The UNH Wave Powered Water Pump (WPWP) is an upwelling device designed specifically for use in kelp aquaculture. The point absorber style device is formed of two main floating bodies: the float buoy and the spar buoy. The float buoy is designed to follow the vertical motion of the waves, while the spar buoy is designed to maintain a steadier position in the vertical direction. By utilizing the relative motion between the spar buoy and float buoy, a piston pump draws deeper water in on an upstroke and sends the cold water to the surface on a downstroke. The piston pump motion is tied to the float buoy motion, and two one-way check valves control the flow direction. A system of hoses attached to the pump extend the pump’s inlet and outlet.
A numerical model of the WPWP can predict pump flow rates in various wave conditions, and guide design decisions to increase efficiency of the hydraulic Power Take Off (PTO).
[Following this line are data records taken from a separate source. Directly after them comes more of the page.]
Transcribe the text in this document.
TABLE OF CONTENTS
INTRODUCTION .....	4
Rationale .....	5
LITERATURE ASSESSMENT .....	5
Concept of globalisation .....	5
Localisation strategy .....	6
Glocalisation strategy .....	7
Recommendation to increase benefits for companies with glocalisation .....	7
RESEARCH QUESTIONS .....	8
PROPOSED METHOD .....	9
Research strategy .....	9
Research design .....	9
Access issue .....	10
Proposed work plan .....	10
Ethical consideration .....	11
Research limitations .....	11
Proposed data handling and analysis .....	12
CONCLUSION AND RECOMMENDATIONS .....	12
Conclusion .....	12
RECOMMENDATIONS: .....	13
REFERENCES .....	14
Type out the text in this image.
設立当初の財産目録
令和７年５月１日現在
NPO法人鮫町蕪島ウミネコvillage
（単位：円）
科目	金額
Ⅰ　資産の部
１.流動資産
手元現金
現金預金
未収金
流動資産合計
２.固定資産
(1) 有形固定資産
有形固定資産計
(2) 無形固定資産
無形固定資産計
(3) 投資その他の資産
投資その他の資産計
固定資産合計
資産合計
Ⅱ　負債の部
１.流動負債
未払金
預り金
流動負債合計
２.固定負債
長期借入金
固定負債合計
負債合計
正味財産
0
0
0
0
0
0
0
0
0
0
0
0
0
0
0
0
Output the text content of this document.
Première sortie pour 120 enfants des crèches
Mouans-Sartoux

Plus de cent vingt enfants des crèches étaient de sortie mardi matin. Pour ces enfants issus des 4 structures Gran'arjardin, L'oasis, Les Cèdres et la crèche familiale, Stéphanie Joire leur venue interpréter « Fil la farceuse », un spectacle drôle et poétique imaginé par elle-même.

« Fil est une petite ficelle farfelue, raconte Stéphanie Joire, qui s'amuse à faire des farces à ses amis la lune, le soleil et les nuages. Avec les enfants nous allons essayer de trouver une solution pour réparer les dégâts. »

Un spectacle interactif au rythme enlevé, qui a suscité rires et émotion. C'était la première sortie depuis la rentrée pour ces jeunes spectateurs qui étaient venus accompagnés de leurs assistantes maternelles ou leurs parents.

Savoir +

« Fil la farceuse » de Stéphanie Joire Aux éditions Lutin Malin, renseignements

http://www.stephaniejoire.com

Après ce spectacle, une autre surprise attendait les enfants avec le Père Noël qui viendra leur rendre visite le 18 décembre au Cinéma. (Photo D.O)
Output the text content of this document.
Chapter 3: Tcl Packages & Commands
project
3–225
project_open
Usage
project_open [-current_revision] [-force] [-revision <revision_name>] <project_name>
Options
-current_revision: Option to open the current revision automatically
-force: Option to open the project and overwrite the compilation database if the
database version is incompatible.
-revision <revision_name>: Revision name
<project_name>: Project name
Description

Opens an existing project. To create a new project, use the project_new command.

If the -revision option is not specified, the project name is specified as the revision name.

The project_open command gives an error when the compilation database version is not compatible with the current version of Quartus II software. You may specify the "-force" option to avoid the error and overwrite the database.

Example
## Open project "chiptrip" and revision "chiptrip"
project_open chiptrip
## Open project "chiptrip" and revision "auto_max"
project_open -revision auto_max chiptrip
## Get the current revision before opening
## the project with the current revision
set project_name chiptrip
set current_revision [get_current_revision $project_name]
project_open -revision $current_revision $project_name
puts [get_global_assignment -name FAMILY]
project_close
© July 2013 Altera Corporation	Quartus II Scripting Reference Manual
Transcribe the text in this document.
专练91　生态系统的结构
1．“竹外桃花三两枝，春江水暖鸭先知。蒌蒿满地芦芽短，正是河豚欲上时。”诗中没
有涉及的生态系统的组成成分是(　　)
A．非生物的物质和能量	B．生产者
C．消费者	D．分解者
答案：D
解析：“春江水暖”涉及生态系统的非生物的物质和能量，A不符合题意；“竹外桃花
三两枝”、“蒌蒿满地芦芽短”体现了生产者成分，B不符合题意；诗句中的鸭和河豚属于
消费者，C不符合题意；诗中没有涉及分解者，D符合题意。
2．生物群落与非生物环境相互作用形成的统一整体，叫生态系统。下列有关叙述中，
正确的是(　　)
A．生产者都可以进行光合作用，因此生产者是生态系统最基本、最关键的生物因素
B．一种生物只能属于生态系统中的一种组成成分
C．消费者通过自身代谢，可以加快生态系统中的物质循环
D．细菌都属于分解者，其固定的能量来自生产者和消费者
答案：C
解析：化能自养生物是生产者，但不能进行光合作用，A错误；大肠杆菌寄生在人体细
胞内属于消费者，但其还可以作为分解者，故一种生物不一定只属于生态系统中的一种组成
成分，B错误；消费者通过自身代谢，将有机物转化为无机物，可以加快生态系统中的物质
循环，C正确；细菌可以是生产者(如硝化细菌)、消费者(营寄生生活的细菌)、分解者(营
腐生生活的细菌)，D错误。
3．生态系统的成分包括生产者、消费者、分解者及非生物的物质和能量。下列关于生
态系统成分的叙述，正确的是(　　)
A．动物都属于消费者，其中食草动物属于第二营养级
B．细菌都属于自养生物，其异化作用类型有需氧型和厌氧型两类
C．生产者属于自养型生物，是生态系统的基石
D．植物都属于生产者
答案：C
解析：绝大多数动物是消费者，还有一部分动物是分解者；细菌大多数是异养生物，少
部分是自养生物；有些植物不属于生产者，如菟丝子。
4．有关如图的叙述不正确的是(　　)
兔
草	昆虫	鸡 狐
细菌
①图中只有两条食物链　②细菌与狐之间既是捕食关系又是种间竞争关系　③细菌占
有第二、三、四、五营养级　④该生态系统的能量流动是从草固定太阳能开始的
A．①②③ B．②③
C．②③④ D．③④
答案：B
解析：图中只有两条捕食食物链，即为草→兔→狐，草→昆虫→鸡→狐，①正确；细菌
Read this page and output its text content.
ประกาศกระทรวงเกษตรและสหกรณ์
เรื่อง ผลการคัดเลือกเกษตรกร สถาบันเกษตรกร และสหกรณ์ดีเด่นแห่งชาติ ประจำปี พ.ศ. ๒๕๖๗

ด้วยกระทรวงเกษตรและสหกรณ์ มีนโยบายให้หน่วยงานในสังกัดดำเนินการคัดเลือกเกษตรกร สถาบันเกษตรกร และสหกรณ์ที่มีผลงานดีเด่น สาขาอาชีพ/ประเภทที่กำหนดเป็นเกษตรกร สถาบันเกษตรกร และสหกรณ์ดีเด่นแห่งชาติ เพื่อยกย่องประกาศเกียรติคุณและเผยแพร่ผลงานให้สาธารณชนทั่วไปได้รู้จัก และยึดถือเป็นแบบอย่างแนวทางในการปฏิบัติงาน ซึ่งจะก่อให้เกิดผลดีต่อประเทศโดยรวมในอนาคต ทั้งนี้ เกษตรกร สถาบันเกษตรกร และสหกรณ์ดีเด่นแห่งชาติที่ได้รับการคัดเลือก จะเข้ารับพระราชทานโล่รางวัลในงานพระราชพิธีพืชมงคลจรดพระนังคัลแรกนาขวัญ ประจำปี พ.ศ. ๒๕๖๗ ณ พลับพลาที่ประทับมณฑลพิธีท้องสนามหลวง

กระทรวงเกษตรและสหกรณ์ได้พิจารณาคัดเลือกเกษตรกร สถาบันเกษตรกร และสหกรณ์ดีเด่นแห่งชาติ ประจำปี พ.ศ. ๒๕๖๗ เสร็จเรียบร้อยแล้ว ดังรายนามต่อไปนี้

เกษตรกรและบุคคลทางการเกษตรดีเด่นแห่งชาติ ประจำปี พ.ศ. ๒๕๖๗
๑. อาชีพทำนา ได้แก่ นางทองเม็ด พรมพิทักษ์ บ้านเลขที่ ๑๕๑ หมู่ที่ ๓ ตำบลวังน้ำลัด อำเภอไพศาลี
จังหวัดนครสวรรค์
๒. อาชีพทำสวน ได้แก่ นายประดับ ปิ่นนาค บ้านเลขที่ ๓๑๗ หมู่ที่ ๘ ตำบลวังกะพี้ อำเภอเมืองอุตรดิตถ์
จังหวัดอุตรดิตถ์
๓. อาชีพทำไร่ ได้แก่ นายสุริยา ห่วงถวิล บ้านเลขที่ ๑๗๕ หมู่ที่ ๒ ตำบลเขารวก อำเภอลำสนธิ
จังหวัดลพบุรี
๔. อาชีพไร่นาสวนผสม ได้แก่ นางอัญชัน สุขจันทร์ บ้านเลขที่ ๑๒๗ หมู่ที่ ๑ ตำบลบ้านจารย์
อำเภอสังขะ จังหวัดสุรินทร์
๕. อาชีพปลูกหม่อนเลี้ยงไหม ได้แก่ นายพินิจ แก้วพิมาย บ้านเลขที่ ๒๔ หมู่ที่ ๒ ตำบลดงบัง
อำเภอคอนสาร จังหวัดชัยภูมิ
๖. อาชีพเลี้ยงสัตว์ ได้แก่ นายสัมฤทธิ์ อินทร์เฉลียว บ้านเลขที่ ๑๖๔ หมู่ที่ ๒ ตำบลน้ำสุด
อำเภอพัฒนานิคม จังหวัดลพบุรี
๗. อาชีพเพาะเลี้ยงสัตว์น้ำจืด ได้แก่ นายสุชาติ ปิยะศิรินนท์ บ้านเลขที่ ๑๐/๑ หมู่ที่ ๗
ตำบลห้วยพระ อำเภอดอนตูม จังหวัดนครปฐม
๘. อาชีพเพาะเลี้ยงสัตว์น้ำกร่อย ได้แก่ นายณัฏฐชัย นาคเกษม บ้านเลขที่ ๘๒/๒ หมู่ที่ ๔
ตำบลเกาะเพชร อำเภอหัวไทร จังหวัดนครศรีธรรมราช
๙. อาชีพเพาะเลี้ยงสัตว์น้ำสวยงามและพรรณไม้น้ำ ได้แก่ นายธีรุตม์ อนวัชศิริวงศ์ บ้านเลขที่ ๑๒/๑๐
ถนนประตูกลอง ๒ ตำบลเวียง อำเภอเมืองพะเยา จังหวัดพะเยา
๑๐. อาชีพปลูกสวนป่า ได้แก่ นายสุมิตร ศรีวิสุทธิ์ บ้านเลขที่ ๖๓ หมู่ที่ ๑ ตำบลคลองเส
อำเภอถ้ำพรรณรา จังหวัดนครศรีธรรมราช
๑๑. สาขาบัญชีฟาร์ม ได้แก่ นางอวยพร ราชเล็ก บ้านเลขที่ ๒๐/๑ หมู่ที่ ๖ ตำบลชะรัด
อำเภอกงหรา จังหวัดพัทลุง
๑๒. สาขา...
To create a numerical model, several open-source software codes were utilized, including: meshmagick, Capytaine, and WEC-Sim. A simplified CAD model of the WPWP’s features was first created in SolidWorks and then transformed into a finite element mesh using meshmagick. Next, Capytaine utilized the geometric mesh information to determine the hydrodynamic characteristics of the WPWP. These hydrodynamic characteristics indicate that the potential for relative motion in heave is high, which is the desired design goal. The hydrodynamic and hydrostatic characteristics were added to the NREL Reference Model 3 (RM3) WEC-Sim model. Additional changes were made to the RM3, by modifying the PTO to represent the single piston pump design of the WPWP. The model was run in wave conditions reflective of a summertime deployment near Appledore Island, Maine. These conditions were chosen because the team aims to conduct field experiments to validate the model in summer of 2022.
Preliminary results of the numerical model indicate that a maximum pumping rate of ten gallons per minute may be achieved which is similar to the estimated rate extrapolated from limited deployment data from April of 2021. Additionally, the simulated flow results show the one-way check valves operate as expected, where when one is experiencing flow, the other is closed. Future work involves validating the model by simulating several different ocean wave conditions, and conducting field experiments.
This work is supported by the U.S. Department of Energy’s Office of Energy Efficiency and Renewable Energy (EERE) under the Water Power Technologies Office (WPTO) Award Number DE-EE0009450.